Brick-Diffusion: Generating Long Videos with Brick-to-Wall Denoising
Yunlong Yuan, Yuanfan Guo, Chunwei Wang, Hang Xu, Li Zhang
TL;DR
This work tackles long video generation with pre-trained short diffusion models in a training-free setting. It introduces Brick-Diffusion and its brick-to-wall denoising, which slices latents into short segments and denoises them while shifting with a stride to promote cross-segment communication. The authors provide detailed procedures for latent slicing, offset computation, and parallelized denoising, and validate the method against several baselines on VBench, showing improved overall fidelity and dynamics. The approach enables scalable, high-quality long-video synthesis without fine-tuning, with practical implications for content creation and simulation.
Abstract
Recent advances in diffusion models have greatly improved text-driven video generation. However, training models for long video generation demands significant computational power and extensive data, leading most video diffusion models to be limited to a small number of frames. Existing training-free methods that attempt to generate long videos using pre-trained short video diffusion models often struggle with issues such as insufficient motion dynamics and degraded video fidelity.

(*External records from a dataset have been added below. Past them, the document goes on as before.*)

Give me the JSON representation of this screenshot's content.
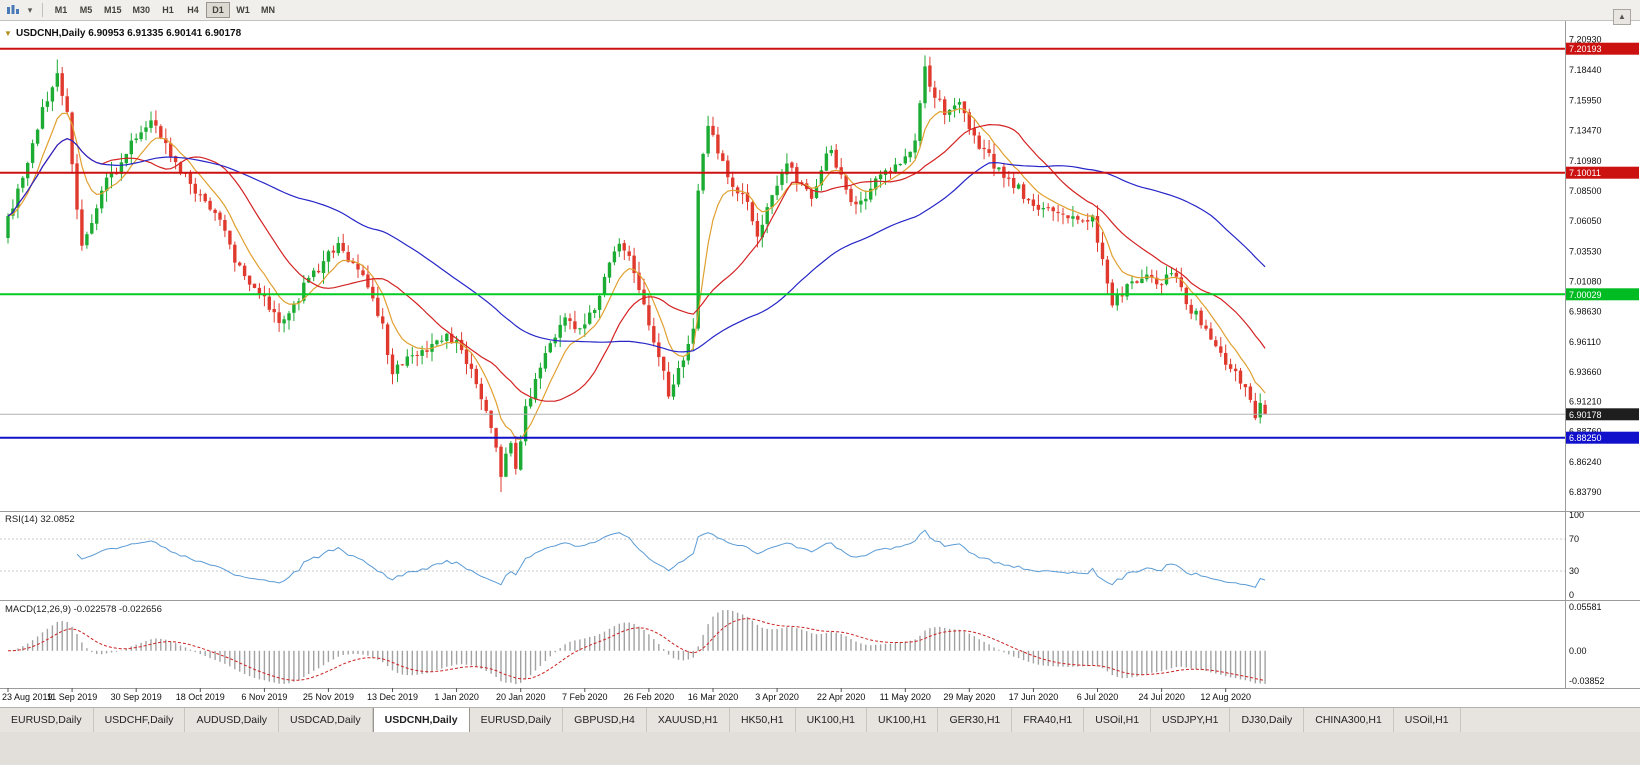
{
  "icons": {
    "chevron_down": "▾",
    "scroll_up": "▲",
    "dropdown_marker": "▼"
  },
  "toolbar": {
    "timeframes": [
      "M1",
      "M5",
      "M15",
      "M30",
      "H1",
      "H4",
      "D1",
      "W1",
      "MN"
    ],
    "active": "D1"
  },
  "chart": {
    "header": {
      "symbol": "USDCNH,Daily",
      "o": "6.90953",
      "h": "6.91335",
      "l": "6.90141",
      "c": "6.90178"
    }
  },
  "chart_data": {
    "type": "candlestick-with-indicators",
    "symbol": "USDCNH",
    "timeframe": "Daily",
    "bars": 256,
    "last": {
      "open": 6.90953,
      "high": 6.91335,
      "low": 6.90141,
      "close": 6.90178
    },
    "current_price": 6.90178,
    "anchors": [
      [
        0,
        7.062
      ],
      [
        2,
        7.088
      ],
      [
        4,
        7.105
      ],
      [
        7,
        7.152
      ],
      [
        10,
        7.182
      ],
      [
        12,
        7.15
      ],
      [
        14,
        7.068
      ],
      [
        15,
        7.04
      ],
      [
        17,
        7.062
      ],
      [
        20,
        7.092
      ],
      [
        23,
        7.108
      ],
      [
        26,
        7.13
      ],
      [
        29,
        7.146
      ],
      [
        31,
        7.128
      ],
      [
        34,
        7.11
      ],
      [
        37,
        7.092
      ],
      [
        40,
        7.078
      ],
      [
        43,
        7.058
      ],
      [
        46,
        7.028
      ],
      [
        49,
        7.01
      ],
      [
        52,
        6.996
      ],
      [
        55,
        6.978
      ],
      [
        58,
        6.992
      ],
      [
        61,
        7.012
      ],
      [
        64,
        7.028
      ],
      [
        67,
        7.042
      ],
      [
        70,
        7.026
      ],
      [
        73,
        7.008
      ],
      [
        76,
        6.975
      ],
      [
        78,
        6.932
      ],
      [
        80,
        6.945
      ],
      [
        83,
        6.952
      ],
      [
        86,
        6.96
      ],
      [
        89,
        6.965
      ],
      [
        91,
        6.96
      ],
      [
        93,
        6.945
      ],
      [
        95,
        6.928
      ],
      [
        97,
        6.905
      ],
      [
        99,
        6.872
      ],
      [
        100,
        6.852
      ],
      [
        102,
        6.878
      ],
      [
        103,
        6.856
      ],
      [
        105,
        6.905
      ],
      [
        107,
        6.932
      ],
      [
        110,
        6.958
      ],
      [
        113,
        6.978
      ],
      [
        116,
        6.968
      ],
      [
        119,
        6.988
      ],
      [
        122,
        7.022
      ],
      [
        124,
        7.044
      ],
      [
        126,
        7.03
      ],
      [
        128,
        7.006
      ],
      [
        130,
        6.978
      ],
      [
        132,
        6.948
      ],
      [
        134,
        6.92
      ],
      [
        136,
        6.94
      ],
      [
        138,
        6.958
      ],
      [
        139,
        6.972
      ],
      [
        140,
        7.088
      ],
      [
        142,
        7.142
      ],
      [
        144,
        7.118
      ],
      [
        146,
        7.098
      ],
      [
        149,
        7.082
      ],
      [
        152,
        7.052
      ],
      [
        154,
        7.068
      ],
      [
        156,
        7.092
      ],
      [
        158,
        7.112
      ],
      [
        160,
        7.096
      ],
      [
        163,
        7.082
      ],
      [
        165,
        7.102
      ],
      [
        167,
        7.122
      ],
      [
        169,
        7.095
      ],
      [
        172,
        7.072
      ],
      [
        175,
        7.088
      ],
      [
        178,
        7.098
      ],
      [
        181,
        7.108
      ],
      [
        184,
        7.128
      ],
      [
        186,
        7.185
      ],
      [
        188,
        7.16
      ],
      [
        191,
        7.148
      ],
      [
        193,
        7.155
      ],
      [
        196,
        7.128
      ],
      [
        199,
        7.112
      ],
      [
        202,
        7.096
      ],
      [
        205,
        7.086
      ],
      [
        208,
        7.076
      ],
      [
        211,
        7.068
      ],
      [
        214,
        7.062
      ],
      [
        217,
        7.066
      ],
      [
        220,
        7.062
      ],
      [
        222,
        7.03
      ],
      [
        224,
        6.995
      ],
      [
        227,
        7.006
      ],
      [
        230,
        7.016
      ],
      [
        233,
        7.008
      ],
      [
        236,
        7.02
      ],
      [
        238,
        7.005
      ],
      [
        240,
        6.988
      ],
      [
        243,
        6.972
      ],
      [
        246,
        6.952
      ],
      [
        248,
        6.94
      ],
      [
        250,
        6.93
      ],
      [
        252,
        6.914
      ],
      [
        253,
        6.898
      ],
      [
        254,
        6.91
      ],
      [
        255,
        6.90178
      ]
    ],
    "key_extremes": [
      {
        "bar": 10,
        "high": 7.193
      },
      {
        "bar": 100,
        "low": 6.8379
      },
      {
        "bar": 186,
        "high": 7.1964
      }
    ],
    "colors": {
      "up": "#1cab33",
      "down": "#e03a2f"
    },
    "moving_averages": [
      {
        "period": 8,
        "method": "ema",
        "color": "#e0a030"
      },
      {
        "period": 20,
        "method": "sma",
        "color": "#d42222"
      },
      {
        "period": 60,
        "method": "sma",
        "color": "#2626c9"
      }
    ],
    "hlines": [
      {
        "price": 7.20193,
        "label": "7.20193",
        "color": "#cc1111",
        "width": 2
      },
      {
        "price": 7.10011,
        "label": "7.10011",
        "color": "#cc1111",
        "width": 2
      },
      {
        "price": 7.00029,
        "label": "7.00029",
        "color": "#00cc22",
        "width": 2,
        "badge_color": "#00bb22"
      },
      {
        "price": 6.8825,
        "label": "6.88250",
        "color": "#1111cc",
        "width": 2
      }
    ],
    "price_axis": {
      "ticks": [
        "7.20930",
        "7.18440",
        "7.15950",
        "7.13470",
        "7.10980",
        "7.08500",
        "7.06050",
        "7.03530",
        "7.01080",
        "6.98630",
        "6.96110",
        "6.93660",
        "6.91210",
        "6.88760",
        "6.86240",
        "6.83790"
      ]
    },
    "x_labels": [
      "23 Aug 2019",
      "11 Sep 2019",
      "30 Sep 2019",
      "18 Oct 2019",
      "6 Nov 2019",
      "25 Nov 2019",
      "13 Dec 2019",
      "1 Jan 2020",
      "20 Jan 2020",
      "7 Feb 2020",
      "26 Feb 2020",
      "16 Mar 2020",
      "3 Apr 2020",
      "22 Apr 2020",
      "11 May 2020",
      "29 May 2020",
      "17 Jun 2020",
      "6 Jul 2020",
      "24 Jul 2020",
      "12 Aug 2020"
    ],
    "rsi": {
      "label": "RSI(14)",
      "value": "32.0852",
      "period": 14,
      "levels": [
        70,
        30
      ],
      "axis_labels": [
        "100",
        "70",
        "30",
        "0"
      ],
      "color": "#5b9bd5"
    },
    "macd": {
      "label": "MACD(12,26,9)",
      "values": "-0.022578 -0.022656",
      "fast": 12,
      "slow": 26,
      "signal": 9,
      "axis_labels": [
        "0.05581",
        "0.00",
        "-0.03852"
      ],
      "hist_color": "#a2a2a2",
      "signal_color": "#cc2222"
    }
  },
  "tabs": {
    "items": [
      "EURUSD,Daily",
      "USDCHF,Daily",
      "AUDUSD,Daily",
      "USDCAD,Daily",
      "USDCNH,Daily",
      "EURUSD,Daily",
      "GBPUSD,H4",
      "XAUUSD,H1",
      "HK50,H1",
      "UK100,H1",
      "UK100,H1",
      "GER30,H1",
      "FRA40,H1",
      "USOil,H1",
      "USDJPY,H1",
      "DJ30,Daily",
      "CHINA300,H1",
      "USOil,H1"
    ],
    "active_index": 4
  }
}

In this paper, we present Brick-Diffusion, a novel, training-free approach capable of generating long videos of arbitrary length. Our method introduces a brick-to-wall denoising strategy, where the latent is denoised in segments, with a stride applied in subsequent iterations. This process mimics the construction of a staggered brick wall, where each brick represents a denoised segment, enabling communication between frames and improving overall video quality. Through quantitative and qualitative evaluations, we demonstrate that Brick-Diffusion outperforms existing baseline methods in generating high-fidelity videos.